Shibley Telhami, author of a new book on Arab public opinion, “The World through Arab Eyes,” says al-Sissi’s popularity is likely to be ephemeral.
“If al-Sissi gets elected, he’ll have a honeymoon and in six months, he’ll be judged,” Telhami said. “Did he improve the economy, increase jobs?”
According to Telhami, the region has changed too much for al-Sissi to be transformed into Egypt’s next president for life. The explosion of satellite television and social media means that even Egypt’s current crackdown on dissent cannot muffle all opposition voices indefinitely.
“We’ve seen public empowerment on a scale we’ve never witnessed before,” Telhamy says of the Arab awakening that began in Tunisia in late 2010. “It’s not going to go backward, it’s going to go forward. You can’t put the genie back in the bottle.”

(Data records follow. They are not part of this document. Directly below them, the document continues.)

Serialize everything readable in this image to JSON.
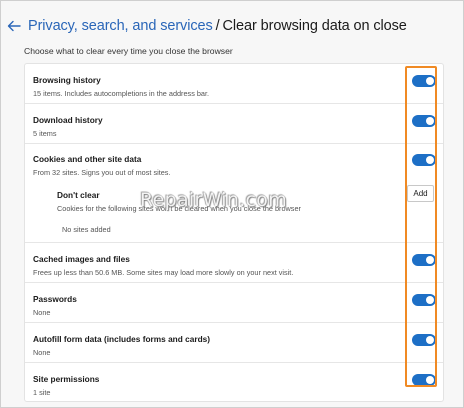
{
  "header": {
    "back_icon": "arrow-left-icon",
    "breadcrumb_link": "Privacy, search, and services",
    "separator": "/",
    "current_page": "Clear browsing data on close"
  },
  "subtitle": "Choose what to clear every time you close the browser",
  "items": [
    {
      "title": "Browsing history",
      "description": "15 items. Includes autocompletions in the address bar.",
      "toggle_on": true
    },
    {
      "title": "Download history",
      "description": "5 items",
      "toggle_on": true
    },
    {
      "title": "Cookies and other site data",
      "description": "From 32 sites. Signs you out of most sites.",
      "toggle_on": true
    },
    {
      "title": "Cached images and files",
      "description": "Frees up less than 50.6 MB. Some sites may load more slowly on your next visit.",
      "toggle_on": true
    },
    {
      "title": "Passwords",
      "description": "None",
      "toggle_on": true
    },
    {
      "title": "Autofill form data (includes forms and cards)",
      "description": "None",
      "toggle_on": true
    },
    {
      "title": "Site permissions",
      "description": "1 site",
      "toggle_on": true
    }
  ],
  "dont_clear": {
    "title": "Don't clear",
    "description": "Cookies for the following sites won't be cleared when you close the browser",
    "empty_text": "No sites added",
    "add_label": "Add"
  },
  "watermark": "RepairWin.com",
  "colors": {
    "link": "#2a66b8",
    "toggle_on": "#1d6fc6",
    "highlight": "#f08a24"
  }
}
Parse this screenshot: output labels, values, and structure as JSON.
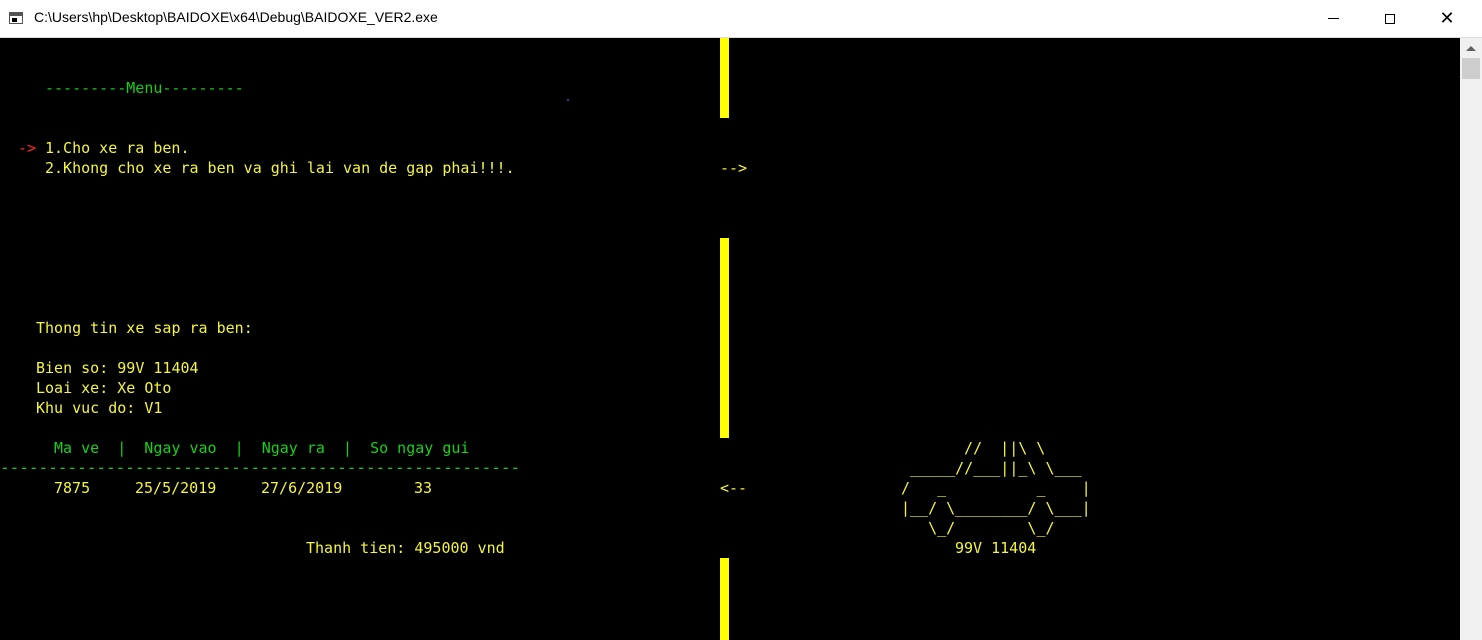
{
  "window": {
    "title": "C:\\Users\\hp\\Desktop\\BAIDOXE\\x64\\Debug\\BAIDOXE_VER2.exe",
    "close_glyph": "✕"
  },
  "menu": {
    "header": "---------Menu---------",
    "pointer": "->",
    "option1": "1.Cho xe ra ben.",
    "option2": "2.Khong cho xe ra ben va ghi lai van de gap phai!!!."
  },
  "vehicle_info": {
    "heading": "Thong tin xe sap ra ben:",
    "plate_line": "Bien so: 99V 11404",
    "type_line": "Loai xe: Xe Oto",
    "zone_line": "Khu vuc do: V1"
  },
  "ticket_table": {
    "header": "Ma ve  |  Ngay vao  |  Ngay ra  |  So ngay gui",
    "separator": "------------------------------------------------------",
    "row": {
      "ma_ve": "7875",
      "ngay_vao": "25/5/2019",
      "ngay_ra": "27/6/2019",
      "so_ngay_gui": "33"
    }
  },
  "total": "Thanh tien: 495000 vnd",
  "gate": {
    "in_arrow": "-->",
    "out_arrow": "<--"
  },
  "car_art": {
    "lines": [
      "  //  ||\\ \\",
      "_____//___||_\\ \\___",
      "/   _          _    |",
      "|__/ \\________/ \\___|",
      "   \\_/        \\_/"
    ],
    "plate": "99V 11404"
  },
  "colors": {
    "text_yellow": "#f5f53c",
    "text_green": "#17d117",
    "pointer_red": "#ff2a2a",
    "gate_bar": "#ffff00",
    "background": "#000000"
  }
}
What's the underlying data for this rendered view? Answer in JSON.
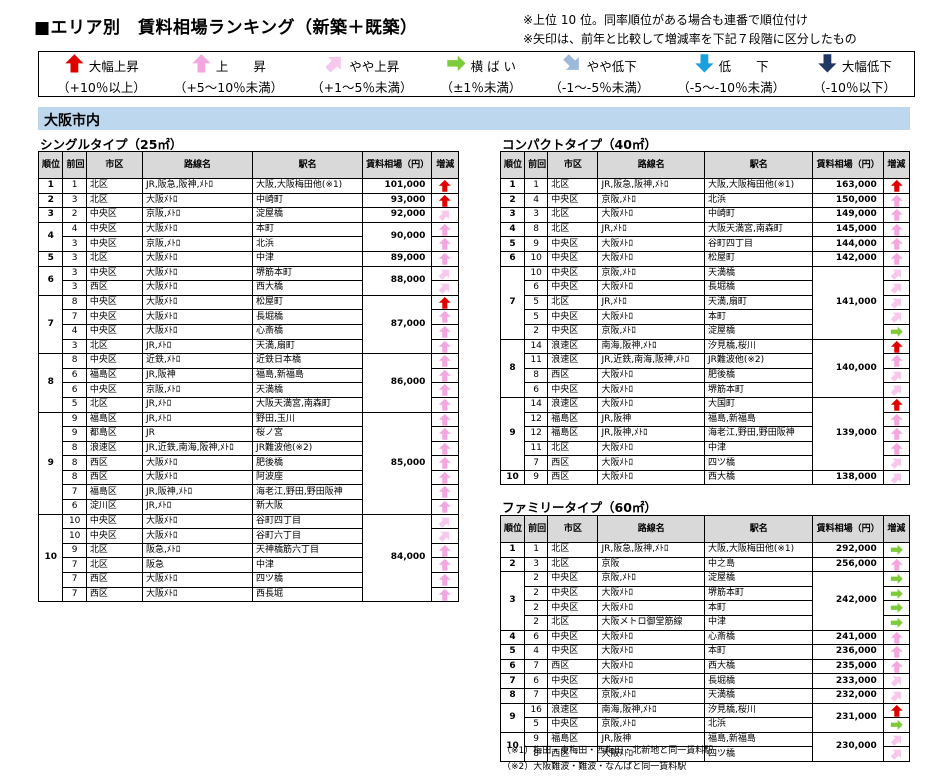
{
  "title": "■エリア別　賃料相場ランキング（新築＋既築）",
  "notes": [
    "※上位 10 位。同率順位がある場合も連番で順位付け",
    "※矢印は、前年と比較して増減率を下記７段階に区分したもの"
  ],
  "legend": [
    {
      "label": "大幅上昇",
      "range": "（+10％以上）",
      "icon": "up-big",
      "color": "#e00000"
    },
    {
      "label": "上　　昇",
      "range": "（+5～10％未満）",
      "icon": "up",
      "color": "#f4a6df"
    },
    {
      "label": "やや上昇",
      "range": "（+1～5％未満）",
      "icon": "up-slight",
      "color": "#f8c7ec"
    },
    {
      "label": "横 ば い",
      "range": "（±1％未満）",
      "icon": "flat",
      "color": "#7ccc3a"
    },
    {
      "label": "やや低下",
      "range": "（-1～-5％未満）",
      "icon": "down-slight",
      "color": "#9db9d9"
    },
    {
      "label": "低　　下",
      "range": "（-5～-10％未満）",
      "icon": "down",
      "color": "#1aa0dc"
    },
    {
      "label": "大幅低下",
      "range": "（-10％以下）",
      "icon": "down-big",
      "color": "#1f3864"
    }
  ],
  "area": "大阪市内",
  "headers": [
    "順位",
    "前回",
    "市区",
    "路線名",
    "駅名",
    "賃料相場（円）",
    "増減"
  ],
  "tables": [
    {
      "title": "シングルタイプ（25㎡）",
      "rows": [
        {
          "rank": "1",
          "prev": "1",
          "ward": "北区",
          "line": "JR,阪急,阪神,ﾒﾄﾛ",
          "station": "大阪,大阪梅田他(※1)",
          "rent": "101,000",
          "arrow": "up-big"
        },
        {
          "rank": "2",
          "prev": "3",
          "ward": "北区",
          "line": "大阪ﾒﾄﾛ",
          "station": "中崎町",
          "rent": "93,000",
          "arrow": "up-big"
        },
        {
          "rank": "3",
          "prev": "2",
          "ward": "中央区",
          "line": "京阪,ﾒﾄﾛ",
          "station": "淀屋橋",
          "rent": "92,000",
          "arrow": "up-slight"
        },
        {
          "rank": "4",
          "prev": "4",
          "ward": "中央区",
          "line": "大阪ﾒﾄﾛ",
          "station": "本町",
          "rent": "90,000",
          "arrow": "up",
          "span": 2
        },
        {
          "prev": "3",
          "ward": "中央区",
          "line": "京阪,ﾒﾄﾛ",
          "station": "北浜",
          "arrow": "up"
        },
        {
          "rank": "5",
          "prev": "3",
          "ward": "北区",
          "line": "大阪ﾒﾄﾛ",
          "station": "中津",
          "rent": "89,000",
          "arrow": "up"
        },
        {
          "rank": "6",
          "prev": "3",
          "ward": "中央区",
          "line": "大阪ﾒﾄﾛ",
          "station": "堺筋本町",
          "rent": "88,000",
          "arrow": "up-slight",
          "span": 2
        },
        {
          "prev": "3",
          "ward": "西区",
          "line": "大阪ﾒﾄﾛ",
          "station": "西大橋",
          "arrow": "up-slight"
        },
        {
          "rank": "7",
          "prev": "8",
          "ward": "中央区",
          "line": "大阪ﾒﾄﾛ",
          "station": "松屋町",
          "rent": "87,000",
          "arrow": "up-big",
          "span": 4
        },
        {
          "prev": "7",
          "ward": "中央区",
          "line": "大阪ﾒﾄﾛ",
          "station": "長堀橋",
          "arrow": "up"
        },
        {
          "prev": "4",
          "ward": "中央区",
          "line": "大阪ﾒﾄﾛ",
          "station": "心斎橋",
          "arrow": "up"
        },
        {
          "prev": "3",
          "ward": "北区",
          "line": "JR,ﾒﾄﾛ",
          "station": "天満,扇町",
          "arrow": "up"
        },
        {
          "rank": "8",
          "prev": "8",
          "ward": "中央区",
          "line": "近鉄,ﾒﾄﾛ",
          "station": "近鉄日本橋",
          "rent": "86,000",
          "arrow": "up",
          "span": 4
        },
        {
          "prev": "6",
          "ward": "福島区",
          "line": "JR,阪神",
          "station": "福島,新福島",
          "arrow": "up"
        },
        {
          "prev": "6",
          "ward": "中央区",
          "line": "京阪,ﾒﾄﾛ",
          "station": "天満橋",
          "arrow": "up"
        },
        {
          "prev": "5",
          "ward": "北区",
          "line": "JR,ﾒﾄﾛ",
          "station": "大阪天満宮,南森町",
          "arrow": "up"
        },
        {
          "rank": "9",
          "prev": "9",
          "ward": "福島区",
          "line": "JR,ﾒﾄﾛ",
          "station": "野田,玉川",
          "rent": "85,000",
          "arrow": "up",
          "span": 7
        },
        {
          "prev": "9",
          "ward": "都島区",
          "line": "JR",
          "station": "桜ノ宮",
          "arrow": "up"
        },
        {
          "prev": "8",
          "ward": "浪速区",
          "line": "JR,近鉄,南海,阪神,ﾒﾄﾛ",
          "station": "JR難波他(※2)",
          "arrow": "up"
        },
        {
          "prev": "8",
          "ward": "西区",
          "line": "大阪ﾒﾄﾛ",
          "station": "肥後橋",
          "arrow": "up"
        },
        {
          "prev": "8",
          "ward": "西区",
          "line": "大阪ﾒﾄﾛ",
          "station": "阿波座",
          "arrow": "up"
        },
        {
          "prev": "7",
          "ward": "福島区",
          "line": "JR,阪神,ﾒﾄﾛ",
          "station": "海老江,野田,野田阪神",
          "arrow": "up"
        },
        {
          "prev": "6",
          "ward": "淀川区",
          "line": "JR,ﾒﾄﾛ",
          "station": "新大阪",
          "arrow": "up"
        },
        {
          "rank": "10",
          "prev": "10",
          "ward": "中央区",
          "line": "大阪ﾒﾄﾛ",
          "station": "谷町四丁目",
          "rent": "84,000",
          "arrow": "up-slight",
          "span": 7
        },
        {
          "prev": "10",
          "ward": "中央区",
          "line": "大阪ﾒﾄﾛ",
          "station": "谷町六丁目",
          "arrow": "up-slight"
        },
        {
          "prev": "9",
          "ward": "北区",
          "line": "阪急,ﾒﾄﾛ",
          "station": "天神橋筋六丁目",
          "arrow": "up"
        },
        {
          "prev": "7",
          "ward": "北区",
          "line": "阪急",
          "station": "中津",
          "arrow": "up"
        },
        {
          "prev": "7",
          "ward": "西区",
          "line": "大阪ﾒﾄﾛ",
          "station": "四ツ橋",
          "arrow": "up"
        },
        {
          "prev": "7",
          "ward": "西区",
          "line": "大阪ﾒﾄﾛ",
          "station": "西長堀",
          "arrow": "up"
        }
      ]
    },
    {
      "title": "コンパクトタイプ（40㎡）",
      "rows": [
        {
          "rank": "1",
          "prev": "1",
          "ward": "北区",
          "line": "JR,阪急,阪神,ﾒﾄﾛ",
          "station": "大阪,大阪梅田他(※1)",
          "rent": "163,000",
          "arrow": "up-big"
        },
        {
          "rank": "2",
          "prev": "4",
          "ward": "中央区",
          "line": "京阪,ﾒﾄﾛ",
          "station": "北浜",
          "rent": "150,000",
          "arrow": "up"
        },
        {
          "rank": "3",
          "prev": "3",
          "ward": "北区",
          "line": "大阪ﾒﾄﾛ",
          "station": "中崎町",
          "rent": "149,000",
          "arrow": "up"
        },
        {
          "rank": "4",
          "prev": "8",
          "ward": "北区",
          "line": "JR,ﾒﾄﾛ",
          "station": "大阪天満宮,南森町",
          "rent": "145,000",
          "arrow": "up"
        },
        {
          "rank": "5",
          "prev": "9",
          "ward": "中央区",
          "line": "大阪ﾒﾄﾛ",
          "station": "谷町四丁目",
          "rent": "144,000",
          "arrow": "up"
        },
        {
          "rank": "6",
          "prev": "10",
          "ward": "中央区",
          "line": "大阪ﾒﾄﾛ",
          "station": "松屋町",
          "rent": "142,000",
          "arrow": "up"
        },
        {
          "rank": "7",
          "prev": "10",
          "ward": "中央区",
          "line": "京阪,ﾒﾄﾛ",
          "station": "天満橋",
          "rent": "141,000",
          "arrow": "up-slight",
          "span": 5
        },
        {
          "prev": "6",
          "ward": "中央区",
          "line": "大阪ﾒﾄﾛ",
          "station": "長堀橋",
          "arrow": "up-slight"
        },
        {
          "prev": "5",
          "ward": "北区",
          "line": "JR,ﾒﾄﾛ",
          "station": "天満,扇町",
          "arrow": "up-slight"
        },
        {
          "prev": "5",
          "ward": "中央区",
          "line": "大阪ﾒﾄﾛ",
          "station": "本町",
          "arrow": "up-slight"
        },
        {
          "prev": "2",
          "ward": "中央区",
          "line": "京阪,ﾒﾄﾛ",
          "station": "淀屋橋",
          "arrow": "flat"
        },
        {
          "rank": "8",
          "prev": "14",
          "ward": "浪速区",
          "line": "南海,阪神,ﾒﾄﾛ",
          "station": "汐見橋,桜川",
          "rent": "140,000",
          "arrow": "up-big",
          "span": 4
        },
        {
          "prev": "11",
          "ward": "浪速区",
          "line": "JR,近鉄,南海,阪神,ﾒﾄﾛ",
          "station": "JR難波他(※2)",
          "arrow": "up"
        },
        {
          "prev": "8",
          "ward": "西区",
          "line": "大阪ﾒﾄﾛ",
          "station": "肥後橋",
          "arrow": "up-slight"
        },
        {
          "prev": "6",
          "ward": "中央区",
          "line": "大阪ﾒﾄﾛ",
          "station": "堺筋本町",
          "arrow": "up-slight"
        },
        {
          "rank": "9",
          "prev": "14",
          "ward": "浪速区",
          "line": "大阪ﾒﾄﾛ",
          "station": "大国町",
          "rent": "139,000",
          "arrow": "up-big",
          "span": 5
        },
        {
          "prev": "12",
          "ward": "福島区",
          "line": "JR,阪神",
          "station": "福島,新福島",
          "arrow": "up"
        },
        {
          "prev": "12",
          "ward": "福島区",
          "line": "JR,阪神,ﾒﾄﾛ",
          "station": "海老江,野田,野田阪神",
          "arrow": "up"
        },
        {
          "prev": "11",
          "ward": "北区",
          "line": "大阪ﾒﾄﾛ",
          "station": "中津",
          "arrow": "up"
        },
        {
          "prev": "7",
          "ward": "西区",
          "line": "大阪ﾒﾄﾛ",
          "station": "四ツ橋",
          "arrow": "up-slight"
        },
        {
          "rank": "10",
          "prev": "9",
          "ward": "西区",
          "line": "大阪ﾒﾄﾛ",
          "station": "西大橋",
          "rent": "138,000",
          "arrow": "up-slight"
        }
      ]
    },
    {
      "title": "ファミリータイプ（60㎡）",
      "rows": [
        {
          "rank": "1",
          "prev": "1",
          "ward": "北区",
          "line": "JR,阪急,阪神,ﾒﾄﾛ",
          "station": "大阪,大阪梅田他(※1)",
          "rent": "292,000",
          "arrow": "flat"
        },
        {
          "rank": "2",
          "prev": "3",
          "ward": "北区",
          "line": "京阪",
          "station": "中之島",
          "rent": "256,000",
          "arrow": "up"
        },
        {
          "rank": "3",
          "prev": "2",
          "ward": "中央区",
          "line": "京阪,ﾒﾄﾛ",
          "station": "淀屋橋",
          "rent": "242,000",
          "arrow": "flat",
          "span": 4
        },
        {
          "prev": "2",
          "ward": "中央区",
          "line": "大阪ﾒﾄﾛ",
          "station": "堺筋本町",
          "arrow": "flat"
        },
        {
          "prev": "2",
          "ward": "中央区",
          "line": "大阪ﾒﾄﾛ",
          "station": "本町",
          "arrow": "flat"
        },
        {
          "prev": "2",
          "ward": "北区",
          "line": "大阪メトロ御堂筋線",
          "station": "中津",
          "arrow": "flat"
        },
        {
          "rank": "4",
          "prev": "6",
          "ward": "中央区",
          "line": "大阪ﾒﾄﾛ",
          "station": "心斎橋",
          "rent": "241,000",
          "arrow": "up"
        },
        {
          "rank": "5",
          "prev": "4",
          "ward": "中央区",
          "line": "大阪ﾒﾄﾛ",
          "station": "本町",
          "rent": "236,000",
          "arrow": "up"
        },
        {
          "rank": "6",
          "prev": "7",
          "ward": "西区",
          "line": "大阪ﾒﾄﾛ",
          "station": "西大橋",
          "rent": "235,000",
          "arrow": "up"
        },
        {
          "rank": "7",
          "prev": "6",
          "ward": "中央区",
          "line": "大阪ﾒﾄﾛ",
          "station": "長堀橋",
          "rent": "233,000",
          "arrow": "up-slight"
        },
        {
          "rank": "8",
          "prev": "7",
          "ward": "中央区",
          "line": "京阪,ﾒﾄﾛ",
          "station": "天満橋",
          "rent": "232,000",
          "arrow": "up-slight"
        },
        {
          "rank": "9",
          "prev": "16",
          "ward": "浪速区",
          "line": "南海,阪神,ﾒﾄﾛ",
          "station": "汐見橋,桜川",
          "rent": "231,000",
          "arrow": "up-big",
          "span": 2
        },
        {
          "prev": "5",
          "ward": "中央区",
          "line": "京阪,ﾒﾄﾛ",
          "station": "北浜",
          "arrow": "flat"
        },
        {
          "rank": "10",
          "prev": "9",
          "ward": "福島区",
          "line": "JR,阪神",
          "station": "福島,新福島",
          "rent": "230,000",
          "arrow": "up-slight",
          "span": 2
        },
        {
          "prev": "8",
          "ward": "西区",
          "line": "大阪ﾒﾄﾛ",
          "station": "四ツ橋",
          "arrow": "up-slight"
        }
      ]
    }
  ],
  "footnotes": [
    "（※1）梅田・東梅田・西梅田・北新地と同一賃料駅",
    "（※2）大阪難波・難波・なんばと同一賃料駅"
  ]
}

With limited means to influence Egypt’s next political steps, Patterson said one focus of her tenure would be to try to deal with the root causes of instability in the region through promoting free trade and economic development zones.
“We’re going to … focus more on economic issues because the genesis of many of these problems is economic,” she said. “It’s essentially demographics plus unemployment plus extremely poor education.”
Patterson noted that U.S.-backed Qualifying Industrial Zones in Egypt had created 300,000 jobs and generated $1 billion in exports and said she hoped the program could be expanded.
She also said that breakthroughs on historically intractable issues such as the Iranian nuclear program and the Israeli-Palestinian conflict could yield big benefits and make lesser conflicts easier to resolve.
If you can move “these big issues off the plate … you have a much better situation throughout the region,” she said.